This is surely an exciting and important time for the most forward-thinking university students to be engaged in humanities scholarship, and community-based and global change-making!
As the incoming Director of the School for Advanced Studies in the Arts and Humanities at Western, I’m deeply aware of the necessity for students to understand our increasingly diversified and interconnected world and to develop insights that will enable them to forge sustainable responses to complex issues.
At SASAH, we probe the histories and strategies of humanities practices, including the scholarly and community-engaged, to find innovative ways to enable our culture and ourselves to see the world as a place of possibility.
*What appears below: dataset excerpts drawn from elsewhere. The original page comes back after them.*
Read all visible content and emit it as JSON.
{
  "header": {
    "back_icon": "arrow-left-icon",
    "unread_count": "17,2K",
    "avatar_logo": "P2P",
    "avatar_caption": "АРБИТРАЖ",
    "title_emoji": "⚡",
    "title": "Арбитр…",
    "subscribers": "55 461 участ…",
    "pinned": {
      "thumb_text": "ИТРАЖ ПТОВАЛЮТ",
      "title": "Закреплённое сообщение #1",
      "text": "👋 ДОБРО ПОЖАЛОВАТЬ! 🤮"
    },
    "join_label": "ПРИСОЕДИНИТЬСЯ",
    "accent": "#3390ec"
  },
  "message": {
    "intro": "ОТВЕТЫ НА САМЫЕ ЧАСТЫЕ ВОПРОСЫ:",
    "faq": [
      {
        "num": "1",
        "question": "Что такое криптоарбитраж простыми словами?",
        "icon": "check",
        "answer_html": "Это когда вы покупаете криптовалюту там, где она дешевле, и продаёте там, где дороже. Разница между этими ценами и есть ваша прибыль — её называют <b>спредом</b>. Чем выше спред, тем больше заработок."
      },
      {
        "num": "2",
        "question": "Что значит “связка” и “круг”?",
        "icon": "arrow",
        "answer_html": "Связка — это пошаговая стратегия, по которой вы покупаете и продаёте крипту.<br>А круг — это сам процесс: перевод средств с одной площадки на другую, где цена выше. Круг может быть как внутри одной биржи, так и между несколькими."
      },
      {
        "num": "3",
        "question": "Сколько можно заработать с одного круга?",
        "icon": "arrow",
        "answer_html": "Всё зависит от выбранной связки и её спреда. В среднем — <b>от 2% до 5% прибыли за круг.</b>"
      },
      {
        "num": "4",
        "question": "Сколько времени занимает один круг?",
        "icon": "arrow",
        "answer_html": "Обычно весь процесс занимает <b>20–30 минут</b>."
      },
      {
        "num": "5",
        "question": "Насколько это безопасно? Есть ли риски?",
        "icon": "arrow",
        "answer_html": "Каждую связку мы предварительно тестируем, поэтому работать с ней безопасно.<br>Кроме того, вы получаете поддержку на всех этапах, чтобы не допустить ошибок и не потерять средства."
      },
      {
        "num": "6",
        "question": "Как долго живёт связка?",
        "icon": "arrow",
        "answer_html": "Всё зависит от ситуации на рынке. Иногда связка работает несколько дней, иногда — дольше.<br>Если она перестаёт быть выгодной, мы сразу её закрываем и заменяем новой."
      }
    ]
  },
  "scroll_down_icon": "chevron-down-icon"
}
Our students are thereby forging creative paths of inquiry that demand new forms of engagement, and renewed ideas about leadership. These are ambitious programmes; guided by the Research Fellows, SASAH students are doing such exciting work –and more.
Speaking personally, it’s an honour for me to be taking up the reigns as Director of SASAH in 2018, following on the brilliant work of Dr. Joel Faflak who has spent five years launching our unique program. Through Joel’s daily engagement alongside students, and their mutual building of bold relationships in the University and the wider community, the vision of SASAH has emerged. Among its principles, our vision acknowledges that students must aim to be ambassadors for a more learned, tolerant, compassionate society. As we know, we are living in a world of many challenges to tolerance and compassion – and even, in some places, challenges to learning itself – so SASAH’s goals and the individual aspirations of its talented and ambitious students are more important than ever.
In our times, we know that the environment; gender, race relationships and decolonial initiatives; and the community, including as it relates to mental health, require our urgent attention. I believe humanities practices offer us great opportunities to engage directly and creatively with such matters so that our work can be, in the best sense, “real-world.” As the new Director of SASAH, I’m honoured to be working in the real, challenging, and exciting world of today alongside SASAH students, colleagues, and our partners in the larger community.